Homo sapiens - a Basket Case

by Norm Kidder



Baskets: objects (usually containers) constructed from multiple pieces of material (usually plant) that are interwoven in such a way as to hold themselves together.

Baskets are usually thought of in terms of bowl shaped containers, but the same techniques that produce one shape can be modified to create many variations. The concepts involved in basketry are also used to make textiles, rafts and houses, originating with the most basic binding of two sticks together. The creation of a raft would therefore imply the ideas necessary to make a basket. The arrival of humans in Australia 40,000 or more years ago implies the making of rafts, so it is possible that basketry goes back to the early days of modern humans. At the minimum, basketry appears in archaeological records from the end of the Upper Paleolithic (pre-10,000 years bp). One of the earliest baskets in the Americas is dated to between 10, 300 to 11,000 years ago.

The origins of basketry are problematic, but logic tells me that it started as part of something else ­ such as a rim stick to hold open a hide bag, or a rim to strengthen or repair a gourd bowl. Over time, the rim grew, the other container shrank until, voila, a basket. A similar process has been proposed for the growth of plank boats from dugouts, with the log dugout finally reduced to the keel. The end of the Ice Age around 20,000 years ago led to the decline of big game, and the growing dependence of humans on smaller game, fish and plant foods. Whereas one can carry hunks of mammoth or bison without containers, carrying and processing these smaller items would have created the need for more sophisticated containers and harvesting tools, such as fish traps. Most cultures evolved varied types of baskets to deal with these needs, especially where gourds were not available. The evolutionary process is simple. One basic form finds many different uses. Gradually, forms become specialized for some uses, while remaining multipurpose for the rest. These also undergo changes to make them better adapted to local conditions.

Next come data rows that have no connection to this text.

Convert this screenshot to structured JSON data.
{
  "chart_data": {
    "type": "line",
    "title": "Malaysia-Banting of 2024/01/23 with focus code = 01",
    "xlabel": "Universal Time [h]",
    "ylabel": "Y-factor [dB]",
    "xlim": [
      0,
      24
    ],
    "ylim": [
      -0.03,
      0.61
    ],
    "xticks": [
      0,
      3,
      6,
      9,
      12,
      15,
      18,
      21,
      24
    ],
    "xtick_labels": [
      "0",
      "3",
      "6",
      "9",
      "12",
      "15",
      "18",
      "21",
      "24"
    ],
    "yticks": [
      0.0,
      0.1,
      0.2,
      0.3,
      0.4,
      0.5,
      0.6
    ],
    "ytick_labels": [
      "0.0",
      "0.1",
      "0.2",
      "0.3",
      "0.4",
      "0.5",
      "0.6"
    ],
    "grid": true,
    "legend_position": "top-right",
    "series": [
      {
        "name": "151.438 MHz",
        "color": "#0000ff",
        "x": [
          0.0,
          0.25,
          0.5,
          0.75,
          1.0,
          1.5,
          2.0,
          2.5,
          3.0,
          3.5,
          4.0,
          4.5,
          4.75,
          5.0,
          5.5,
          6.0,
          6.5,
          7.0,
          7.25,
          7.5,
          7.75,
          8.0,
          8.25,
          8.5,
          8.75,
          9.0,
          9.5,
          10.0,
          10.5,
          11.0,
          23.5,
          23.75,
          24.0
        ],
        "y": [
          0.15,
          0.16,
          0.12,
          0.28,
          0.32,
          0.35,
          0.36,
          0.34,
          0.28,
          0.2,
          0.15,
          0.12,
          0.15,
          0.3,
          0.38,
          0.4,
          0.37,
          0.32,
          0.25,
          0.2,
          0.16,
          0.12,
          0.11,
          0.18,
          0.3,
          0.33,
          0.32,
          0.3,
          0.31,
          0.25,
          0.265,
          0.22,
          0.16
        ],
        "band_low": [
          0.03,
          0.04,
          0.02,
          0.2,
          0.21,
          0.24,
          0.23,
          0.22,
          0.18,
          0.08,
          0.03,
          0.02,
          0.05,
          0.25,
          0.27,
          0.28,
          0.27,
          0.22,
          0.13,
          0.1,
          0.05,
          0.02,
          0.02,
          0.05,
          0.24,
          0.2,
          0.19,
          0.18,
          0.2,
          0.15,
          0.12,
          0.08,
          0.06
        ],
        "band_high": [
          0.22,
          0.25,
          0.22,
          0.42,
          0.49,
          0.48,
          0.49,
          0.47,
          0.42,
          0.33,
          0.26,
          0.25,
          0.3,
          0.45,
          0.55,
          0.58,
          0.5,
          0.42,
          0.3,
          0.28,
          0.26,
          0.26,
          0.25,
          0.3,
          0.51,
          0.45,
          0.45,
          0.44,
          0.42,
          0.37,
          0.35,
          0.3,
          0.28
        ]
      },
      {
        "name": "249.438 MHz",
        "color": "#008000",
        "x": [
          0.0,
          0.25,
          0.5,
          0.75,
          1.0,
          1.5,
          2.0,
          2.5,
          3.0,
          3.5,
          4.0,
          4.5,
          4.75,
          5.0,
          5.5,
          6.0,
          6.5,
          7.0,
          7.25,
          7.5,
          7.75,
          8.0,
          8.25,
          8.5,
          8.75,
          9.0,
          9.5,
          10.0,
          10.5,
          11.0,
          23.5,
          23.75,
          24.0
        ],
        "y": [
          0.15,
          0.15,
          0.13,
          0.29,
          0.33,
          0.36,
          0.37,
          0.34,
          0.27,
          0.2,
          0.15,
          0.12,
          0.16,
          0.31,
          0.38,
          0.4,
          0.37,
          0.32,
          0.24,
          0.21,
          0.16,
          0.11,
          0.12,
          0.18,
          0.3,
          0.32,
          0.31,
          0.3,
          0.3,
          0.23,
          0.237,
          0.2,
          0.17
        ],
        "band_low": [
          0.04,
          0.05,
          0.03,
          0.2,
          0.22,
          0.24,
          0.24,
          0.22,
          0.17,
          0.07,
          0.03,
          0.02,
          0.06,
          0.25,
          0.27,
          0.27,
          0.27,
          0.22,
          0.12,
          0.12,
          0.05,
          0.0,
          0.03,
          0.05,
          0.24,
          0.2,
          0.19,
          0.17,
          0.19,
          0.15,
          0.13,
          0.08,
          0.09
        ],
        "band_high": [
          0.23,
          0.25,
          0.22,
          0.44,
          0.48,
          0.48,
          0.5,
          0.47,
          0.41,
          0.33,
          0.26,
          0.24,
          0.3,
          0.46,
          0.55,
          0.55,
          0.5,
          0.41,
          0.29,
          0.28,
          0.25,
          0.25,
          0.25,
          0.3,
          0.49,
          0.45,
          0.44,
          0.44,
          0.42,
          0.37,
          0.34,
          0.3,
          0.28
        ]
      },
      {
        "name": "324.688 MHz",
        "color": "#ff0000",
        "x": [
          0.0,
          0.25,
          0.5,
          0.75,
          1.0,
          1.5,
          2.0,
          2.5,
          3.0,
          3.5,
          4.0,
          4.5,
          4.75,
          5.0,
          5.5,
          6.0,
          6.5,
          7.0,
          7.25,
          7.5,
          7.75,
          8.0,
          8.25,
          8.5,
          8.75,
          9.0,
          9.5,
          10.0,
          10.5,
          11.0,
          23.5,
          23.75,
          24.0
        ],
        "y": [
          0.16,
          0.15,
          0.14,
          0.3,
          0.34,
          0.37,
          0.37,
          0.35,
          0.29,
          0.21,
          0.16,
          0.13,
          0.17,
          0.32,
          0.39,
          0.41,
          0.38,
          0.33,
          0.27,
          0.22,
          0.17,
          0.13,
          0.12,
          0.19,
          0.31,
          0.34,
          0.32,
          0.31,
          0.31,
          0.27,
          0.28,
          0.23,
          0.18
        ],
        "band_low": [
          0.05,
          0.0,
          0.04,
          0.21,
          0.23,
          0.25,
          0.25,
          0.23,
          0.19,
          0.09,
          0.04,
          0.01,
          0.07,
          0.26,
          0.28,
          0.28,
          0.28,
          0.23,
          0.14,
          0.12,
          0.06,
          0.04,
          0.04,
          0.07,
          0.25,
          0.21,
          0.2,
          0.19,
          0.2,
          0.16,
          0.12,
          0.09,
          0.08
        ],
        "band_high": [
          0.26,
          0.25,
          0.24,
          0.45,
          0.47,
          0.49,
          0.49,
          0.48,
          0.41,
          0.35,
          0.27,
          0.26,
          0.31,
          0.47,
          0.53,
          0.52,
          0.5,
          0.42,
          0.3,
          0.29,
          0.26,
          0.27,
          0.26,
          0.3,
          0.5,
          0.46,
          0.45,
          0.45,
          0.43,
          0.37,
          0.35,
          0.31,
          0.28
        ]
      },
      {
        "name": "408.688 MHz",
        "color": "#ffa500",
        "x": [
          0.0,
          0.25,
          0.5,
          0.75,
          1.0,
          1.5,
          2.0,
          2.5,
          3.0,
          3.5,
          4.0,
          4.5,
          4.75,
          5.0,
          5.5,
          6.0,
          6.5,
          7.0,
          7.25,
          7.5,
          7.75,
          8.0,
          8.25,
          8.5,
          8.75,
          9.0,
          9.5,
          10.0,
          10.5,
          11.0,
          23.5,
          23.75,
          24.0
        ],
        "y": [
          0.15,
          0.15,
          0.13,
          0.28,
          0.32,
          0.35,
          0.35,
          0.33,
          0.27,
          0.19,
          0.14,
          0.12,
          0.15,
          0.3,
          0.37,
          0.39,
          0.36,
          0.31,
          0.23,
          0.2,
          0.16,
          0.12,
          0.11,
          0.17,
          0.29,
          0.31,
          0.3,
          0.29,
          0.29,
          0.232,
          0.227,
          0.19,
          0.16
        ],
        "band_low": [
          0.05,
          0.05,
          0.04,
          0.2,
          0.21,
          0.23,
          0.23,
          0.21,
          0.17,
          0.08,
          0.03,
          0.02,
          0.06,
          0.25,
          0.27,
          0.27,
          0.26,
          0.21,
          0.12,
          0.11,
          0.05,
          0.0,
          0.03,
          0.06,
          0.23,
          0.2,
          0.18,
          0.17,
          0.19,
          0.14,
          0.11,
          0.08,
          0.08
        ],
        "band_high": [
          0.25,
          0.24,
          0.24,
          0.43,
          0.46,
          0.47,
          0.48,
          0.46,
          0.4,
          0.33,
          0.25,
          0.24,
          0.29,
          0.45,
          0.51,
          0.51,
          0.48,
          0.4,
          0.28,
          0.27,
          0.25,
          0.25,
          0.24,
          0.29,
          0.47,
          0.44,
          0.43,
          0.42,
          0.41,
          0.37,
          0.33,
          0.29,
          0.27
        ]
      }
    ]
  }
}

In California, where I live and teach, the Native groups used an astonishing array of baskets. A woman used baskets for collecting and transporting firewood, nuts, berries, seeds, stems leaves, tubers and shellfish; for storage; for cooking; for eating; for water; for cradles; for winnowing; for seed beating; for sifting; for parching; for gifting; and as a hat. They played dice on basket trays and made basketry rattles for their children. Men made basket traps for fish, cages and traps for birds, backpacks and toolboxes. Baskets are flexible, repairable, long lasting and light to carry.

Baskets are made with many techniques and from all manner of materials, depending on locale. The most common are shoots, roots, rhizomes, bark, leaves, grass stems, and occasionally seedpods, bast fibers, animal hair and hides. The materials may be used whole, debarked, split or otherwise processed. Many materials require cultivation to create ideal growth. Coppicing by cutting or burning were common practices. Harvesting time is often critical. Shoots, for instance, need to be harvested during winter or early spring, as the outer growth rings are denser, and stronger at that time, while summer growth is much weaker. Making baskets from wild, native materials is more a lifestyle than a craft, being completely interwoven into the cultures of the people who depended on them.

As human evolution shifted from physical to cultural change, the evolution of baskets became a major focus for applying our Homo sapiens ingenuity.